= Matt Bullen =

British writer

Matt Bullen (born 1969) is an English writer and polyamory advocate.

==Biography==
Born in Guildford, Surrey, Bullen was educated at the Royal Grammar School, Guildford and the University of Birmingham, UK. He co-wrote some Family: the web series episodes with Terisa Greenan. He has also written about polyamory for publications including The Idler. He has spoken about polyamorous parenting on national and international television, and other forums. He has been interviewed in publications including Details and City Living Seattle.
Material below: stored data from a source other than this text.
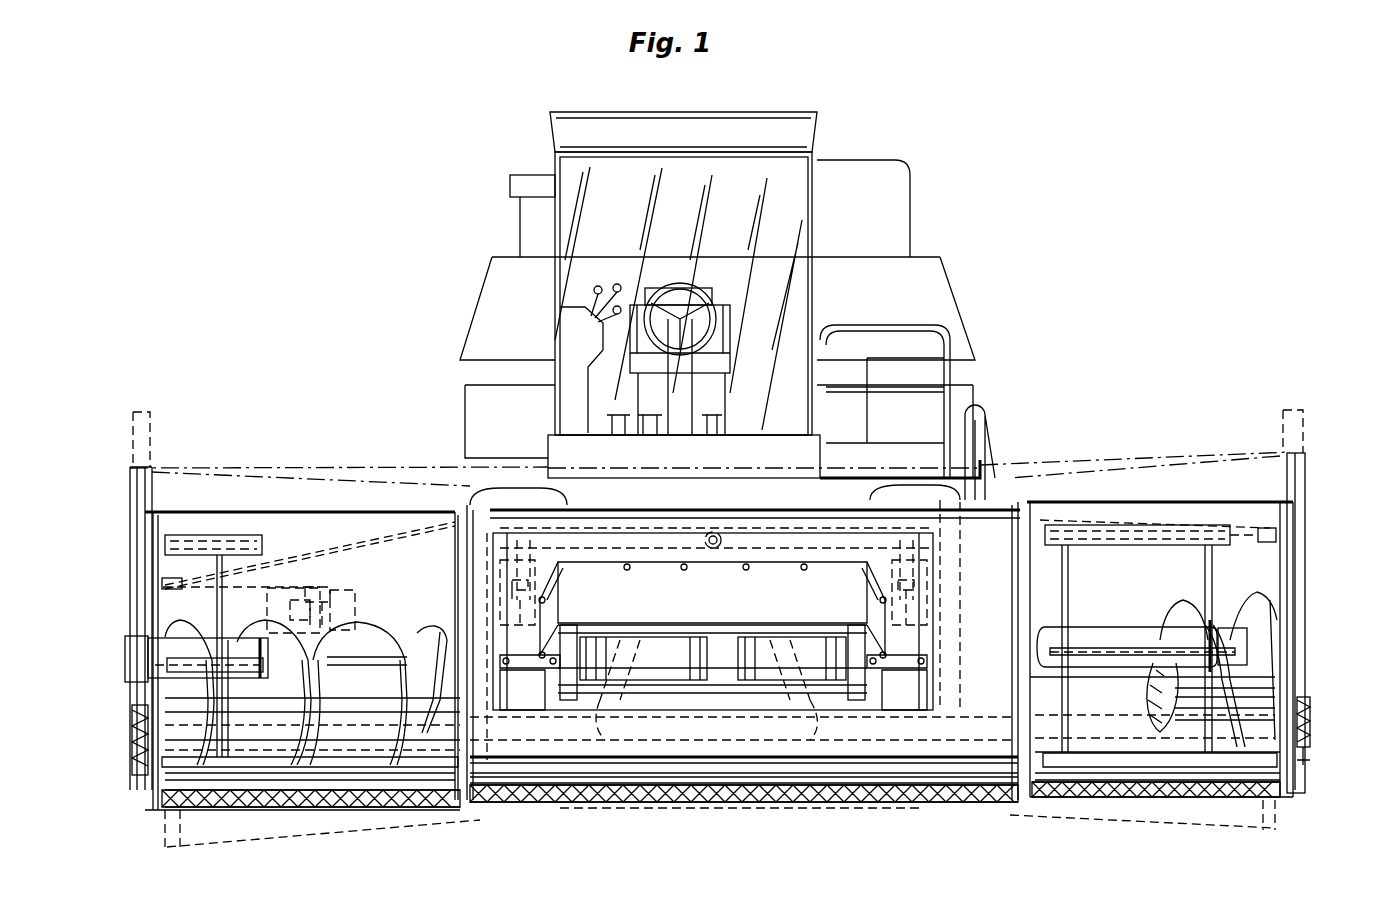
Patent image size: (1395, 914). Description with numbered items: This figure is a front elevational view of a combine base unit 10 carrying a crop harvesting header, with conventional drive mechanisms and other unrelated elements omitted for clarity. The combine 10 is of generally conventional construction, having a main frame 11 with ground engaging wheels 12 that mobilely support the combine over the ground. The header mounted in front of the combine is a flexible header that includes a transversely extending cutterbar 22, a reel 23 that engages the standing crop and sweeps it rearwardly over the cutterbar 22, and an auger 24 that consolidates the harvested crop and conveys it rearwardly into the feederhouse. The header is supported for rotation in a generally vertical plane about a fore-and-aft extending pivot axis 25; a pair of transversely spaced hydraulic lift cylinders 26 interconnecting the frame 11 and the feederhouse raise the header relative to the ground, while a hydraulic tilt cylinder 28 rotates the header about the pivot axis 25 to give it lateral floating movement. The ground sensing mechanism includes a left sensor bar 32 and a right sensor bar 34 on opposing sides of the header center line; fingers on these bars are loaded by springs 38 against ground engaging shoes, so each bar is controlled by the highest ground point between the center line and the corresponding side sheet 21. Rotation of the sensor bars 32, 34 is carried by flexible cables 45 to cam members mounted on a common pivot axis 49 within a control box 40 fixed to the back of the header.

The combine base unit 10 is at (893, 197).
The main frame 11 is at (548, 475).
The ground engaging wheels 12 is at (985, 490).
The side sheet 21 is at (1300, 555).
The cutterbar 22 is at (1180, 850).
The reel 23 is at (1093, 545).
The auger 24 is at (1177, 620).
The pivot axis 25 is at (716, 560).
The hydraulic lift cylinders 26 is at (767, 633).
The hydraulic tilt cylinder 28 is at (915, 625).
The left sensor bar 32 is at (752, 805).
The right sensor bar 34 is at (670, 805).
The springs 38 is at (1312, 725).
The control box 40 is at (342, 583).
The flexible cables 45 is at (1095, 515).
The pivot axis 49 is at (317, 587).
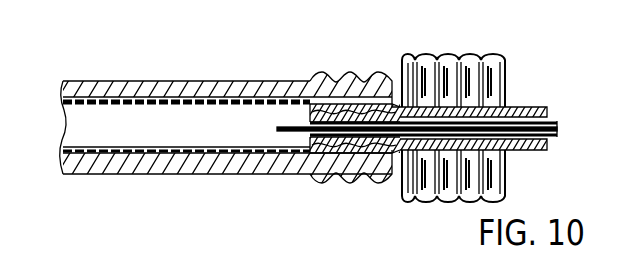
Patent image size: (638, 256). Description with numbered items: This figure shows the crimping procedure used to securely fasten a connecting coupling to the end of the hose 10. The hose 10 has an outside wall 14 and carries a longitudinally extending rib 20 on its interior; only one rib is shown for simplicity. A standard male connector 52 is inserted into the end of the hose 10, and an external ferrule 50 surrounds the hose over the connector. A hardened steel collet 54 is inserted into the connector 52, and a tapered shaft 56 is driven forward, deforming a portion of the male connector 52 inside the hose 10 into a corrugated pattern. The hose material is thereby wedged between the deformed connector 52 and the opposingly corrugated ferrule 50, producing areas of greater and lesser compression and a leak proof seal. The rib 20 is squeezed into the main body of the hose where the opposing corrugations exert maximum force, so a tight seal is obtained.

The hose 10 is at (301, 116).
The outside wall 14 is at (129, 80).
The rib 20 is at (133, 147).
The external ferrule 50 is at (355, 78).
The male connector 52 is at (501, 176).
The hardened steel collet 54 is at (535, 106).
The tapered shaft 56 is at (557, 128).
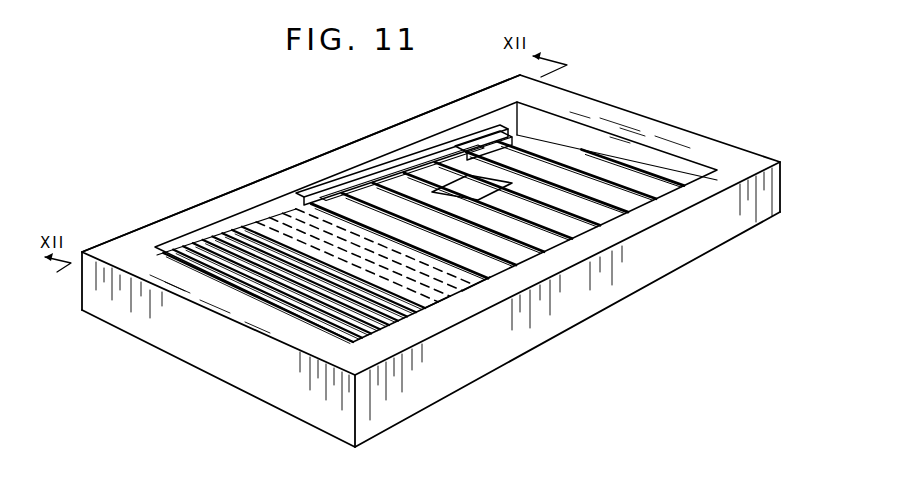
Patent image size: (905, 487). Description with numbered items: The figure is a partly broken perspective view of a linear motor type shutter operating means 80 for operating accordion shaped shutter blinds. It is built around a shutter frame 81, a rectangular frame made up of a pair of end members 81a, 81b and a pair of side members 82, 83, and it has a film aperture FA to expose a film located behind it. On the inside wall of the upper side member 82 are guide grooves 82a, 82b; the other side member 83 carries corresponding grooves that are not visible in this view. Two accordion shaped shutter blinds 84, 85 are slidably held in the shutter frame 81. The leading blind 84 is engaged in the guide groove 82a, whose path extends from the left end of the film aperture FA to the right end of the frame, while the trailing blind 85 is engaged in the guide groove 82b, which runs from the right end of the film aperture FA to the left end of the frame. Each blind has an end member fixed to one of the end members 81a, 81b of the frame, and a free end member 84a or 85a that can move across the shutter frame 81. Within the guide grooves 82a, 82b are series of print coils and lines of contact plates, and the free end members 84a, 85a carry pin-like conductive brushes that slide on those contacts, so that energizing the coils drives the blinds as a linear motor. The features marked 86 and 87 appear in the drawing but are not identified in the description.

The linear motor type shutter operating means 80 is at (323, 150).
The shutter frame 81 is at (598, 97).
The end member 81a is at (690, 140).
The end member 81b is at (213, 302).
The side member 82 is at (387, 128).
The guide groove 82a is at (483, 150).
The guide groove 82b is at (427, 150).
The side member 83 is at (690, 193).
The shutter blind 84 is at (588, 232).
The end member 84a is at (473, 287).
The shutter blind 85 is at (292, 305).
The end member 85a is at (443, 300).
The hidden groove 86 is at (303, 225).
The hidden groove 87 is at (247, 218).
The film aperture FA is at (477, 180).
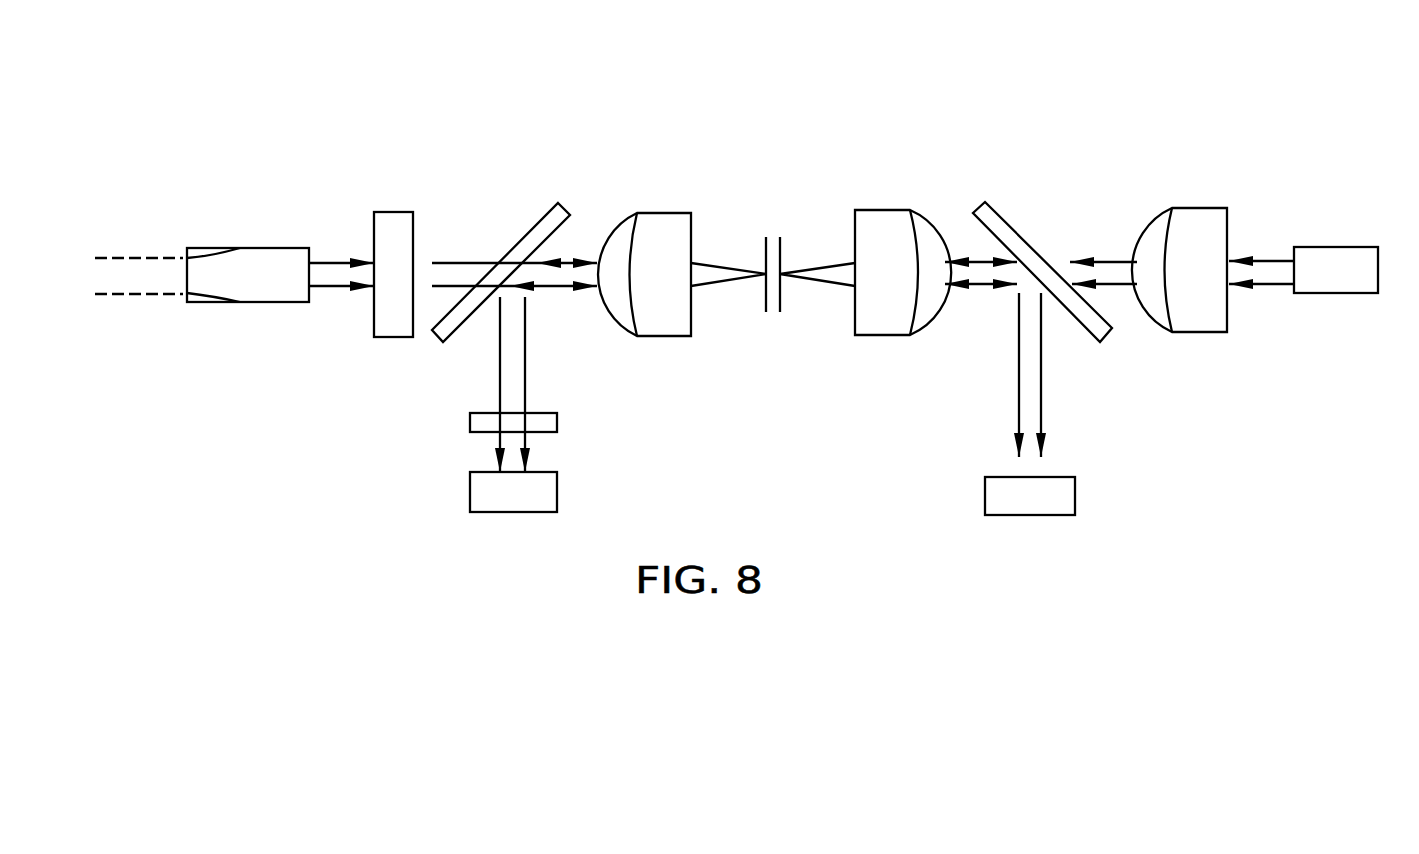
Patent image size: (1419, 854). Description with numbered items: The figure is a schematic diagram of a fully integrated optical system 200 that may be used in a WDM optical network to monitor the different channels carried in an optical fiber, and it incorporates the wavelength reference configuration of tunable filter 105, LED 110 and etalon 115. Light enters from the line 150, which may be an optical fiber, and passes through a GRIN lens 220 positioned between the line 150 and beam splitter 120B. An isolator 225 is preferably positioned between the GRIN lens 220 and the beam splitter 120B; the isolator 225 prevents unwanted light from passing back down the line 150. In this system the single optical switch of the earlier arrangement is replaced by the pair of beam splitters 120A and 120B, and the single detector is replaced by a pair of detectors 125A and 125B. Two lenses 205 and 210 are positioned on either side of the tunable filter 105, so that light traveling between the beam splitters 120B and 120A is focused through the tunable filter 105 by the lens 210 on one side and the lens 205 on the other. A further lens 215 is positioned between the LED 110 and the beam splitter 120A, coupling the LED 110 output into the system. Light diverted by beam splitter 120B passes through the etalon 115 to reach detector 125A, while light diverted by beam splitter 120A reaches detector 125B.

The optical system 200 is at (238, 467).
The line 150 is at (138, 300).
The GRIN lens 220 is at (260, 247).
The isolator 225 is at (387, 338).
The beam splitter 120B is at (545, 212).
The lens 210 is at (617, 215).
The tunable filter 105 is at (773, 348).
The lens 205 is at (933, 212).
The beam splitter 120A is at (1010, 218).
The lens 215 is at (1190, 208).
The LED 110 is at (1315, 245).
The etalon 115 is at (559, 423).
The detector 125A is at (523, 513).
The detector 125B is at (1012, 518).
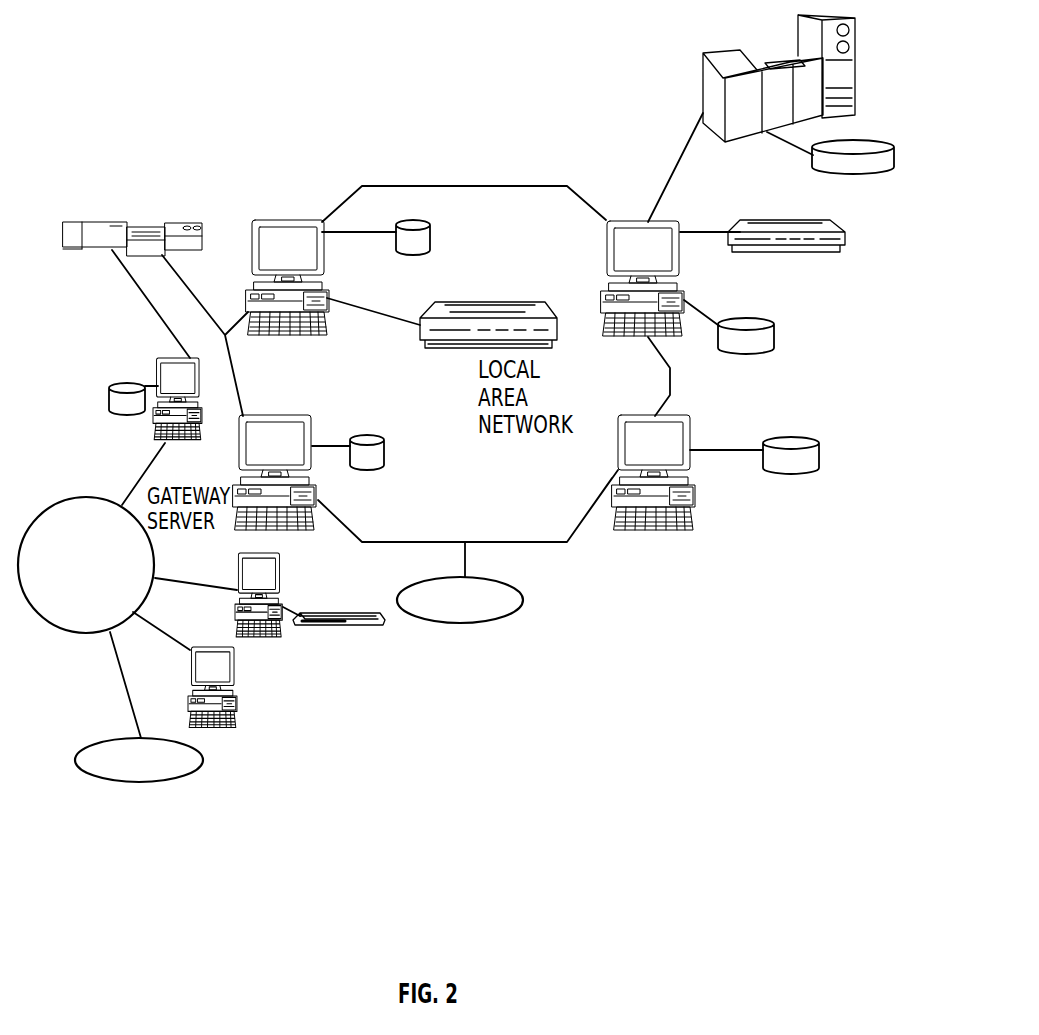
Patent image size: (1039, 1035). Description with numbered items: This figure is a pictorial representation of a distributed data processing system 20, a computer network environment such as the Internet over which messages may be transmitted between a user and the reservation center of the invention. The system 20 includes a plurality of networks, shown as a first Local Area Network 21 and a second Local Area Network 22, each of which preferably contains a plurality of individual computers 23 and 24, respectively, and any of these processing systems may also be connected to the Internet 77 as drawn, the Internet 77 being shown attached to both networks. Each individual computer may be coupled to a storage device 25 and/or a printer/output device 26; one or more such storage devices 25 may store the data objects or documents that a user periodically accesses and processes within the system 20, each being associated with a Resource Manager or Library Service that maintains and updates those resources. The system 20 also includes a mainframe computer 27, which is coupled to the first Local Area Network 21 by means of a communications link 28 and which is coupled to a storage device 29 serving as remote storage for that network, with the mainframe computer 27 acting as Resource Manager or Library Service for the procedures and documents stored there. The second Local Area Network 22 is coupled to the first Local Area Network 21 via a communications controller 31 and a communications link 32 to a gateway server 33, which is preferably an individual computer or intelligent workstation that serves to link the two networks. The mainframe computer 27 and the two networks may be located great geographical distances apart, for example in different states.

The distributed data processing system 20 is at (470, 165).
The Local Area Network 21 is at (567, 542).
The Local Area Network 22 is at (87, 495).
The individual computer 23 is at (278, 222).
The individual computer 24 is at (282, 562).
The storage device 25 is at (432, 240).
The printer/output device 26 is at (488, 305).
The mainframe computer 27 is at (747, 55).
The communications link 28 is at (683, 152).
The storage device 29 is at (840, 147).
The communications controller 31 is at (200, 225).
The communications link 32 is at (146, 297).
The gateway server 33 is at (157, 360).
The Internet 77 is at (523, 600).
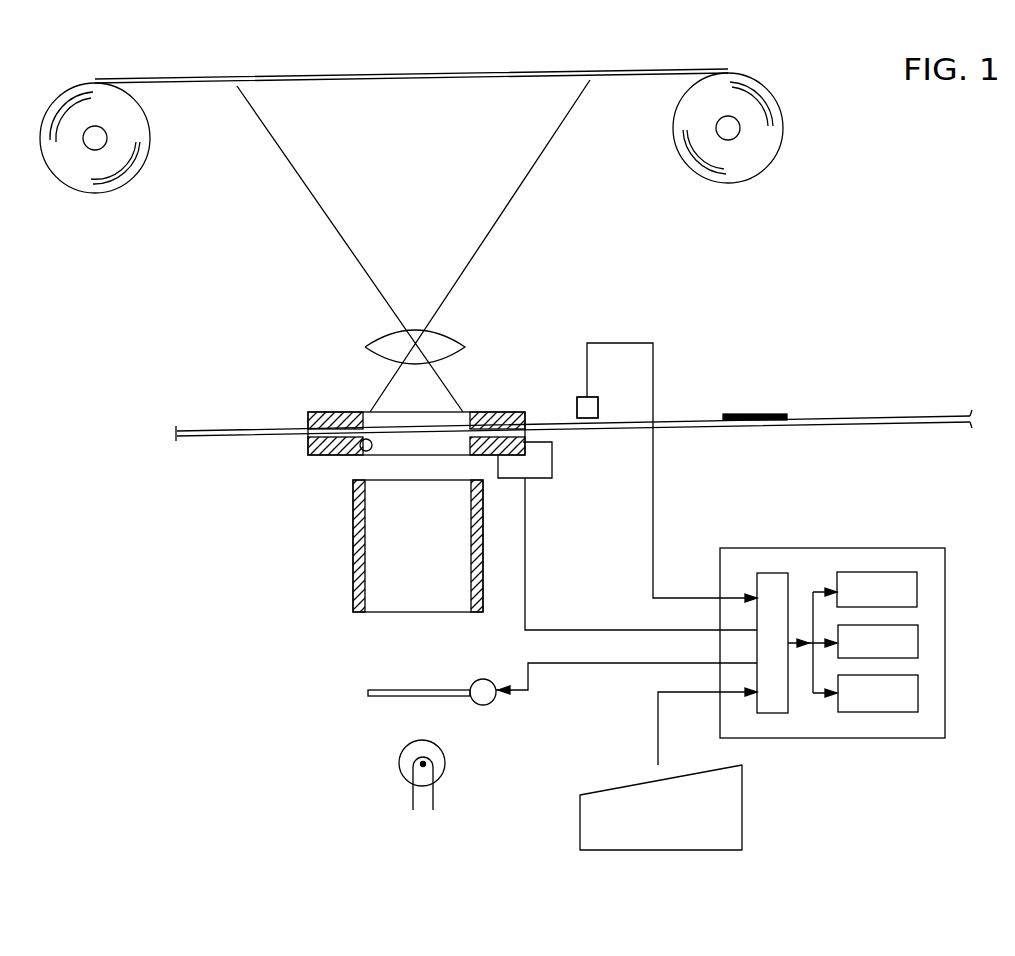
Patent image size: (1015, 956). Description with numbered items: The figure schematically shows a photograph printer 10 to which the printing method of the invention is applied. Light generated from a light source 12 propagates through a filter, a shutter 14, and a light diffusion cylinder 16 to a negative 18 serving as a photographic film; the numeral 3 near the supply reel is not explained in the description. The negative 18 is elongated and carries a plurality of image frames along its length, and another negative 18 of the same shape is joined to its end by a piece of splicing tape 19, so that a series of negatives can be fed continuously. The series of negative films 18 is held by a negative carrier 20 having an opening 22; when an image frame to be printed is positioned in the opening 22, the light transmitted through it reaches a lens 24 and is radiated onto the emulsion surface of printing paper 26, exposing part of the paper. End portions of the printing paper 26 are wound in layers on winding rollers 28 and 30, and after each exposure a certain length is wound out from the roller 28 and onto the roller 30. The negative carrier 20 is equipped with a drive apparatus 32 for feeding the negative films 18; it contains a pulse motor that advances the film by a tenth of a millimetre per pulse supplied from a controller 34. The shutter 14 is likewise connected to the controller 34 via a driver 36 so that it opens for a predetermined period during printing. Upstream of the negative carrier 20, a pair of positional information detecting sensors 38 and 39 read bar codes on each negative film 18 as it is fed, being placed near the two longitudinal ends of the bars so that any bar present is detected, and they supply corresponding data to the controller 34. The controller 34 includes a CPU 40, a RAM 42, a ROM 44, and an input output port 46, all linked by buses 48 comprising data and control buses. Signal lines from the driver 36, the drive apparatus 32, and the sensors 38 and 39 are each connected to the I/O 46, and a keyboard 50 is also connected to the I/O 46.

The photograph printer 10 is at (852, 225).
The film 3 is at (181, 190).
The printing paper 26 is at (200, 80).
The winding roller 30 is at (94, 150).
The winding roller 28 is at (731, 140).
The lens 24 is at (455, 336).
The negative carrier 20 is at (496, 411).
The opening 22 is at (364, 453).
The negative 18 is at (218, 428).
The splicing tape 19 is at (775, 412).
The positional information detecting sensor 38 is at (582, 395).
The positional information detecting sensor 39 is at (587, 407).
The drive apparatus 32 is at (553, 455).
The light diffusion cylinder 16 is at (353, 558).
The shutter 14 is at (390, 688).
The driver 36 is at (492, 700).
The light source 12 is at (400, 760).
The keyboard 50 is at (580, 825).
The controller 34 is at (890, 548).
The input output port (I/O) 46 is at (775, 572).
The buses 48 is at (817, 673).
The RAM 42 is at (917, 588).
The CPU 40 is at (918, 642).
The ROM 44 is at (918, 693).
The Newsweek feature that centered on his family, and on "Family: the web series", was listed as a Newsweeks Editors' Top Ten article in 2009. In June 2015, this article was cited by Chief Justice John Roberts as part of his dissent to the decision legalizing same-sex marriage in the USA.

Bullen has contributed articles on other subjects to publications including the Dancing Times and the Comedy Review and he conducted the last extensive interview with Monty Python's Graham Chapman.

On Christmas Eve 2018, he married Cecilia Capehart-Bullen in Kent, Washington, USA. Capehart-Bullen is a great granddaughter of the late U.S. Senator Homer E. Capehart.

In March 2021 they launched a podcast about their age-gap marriage, titled A Brit, A Brat, & A 25-Year Gap: A Seattle Age-Gap Marriage.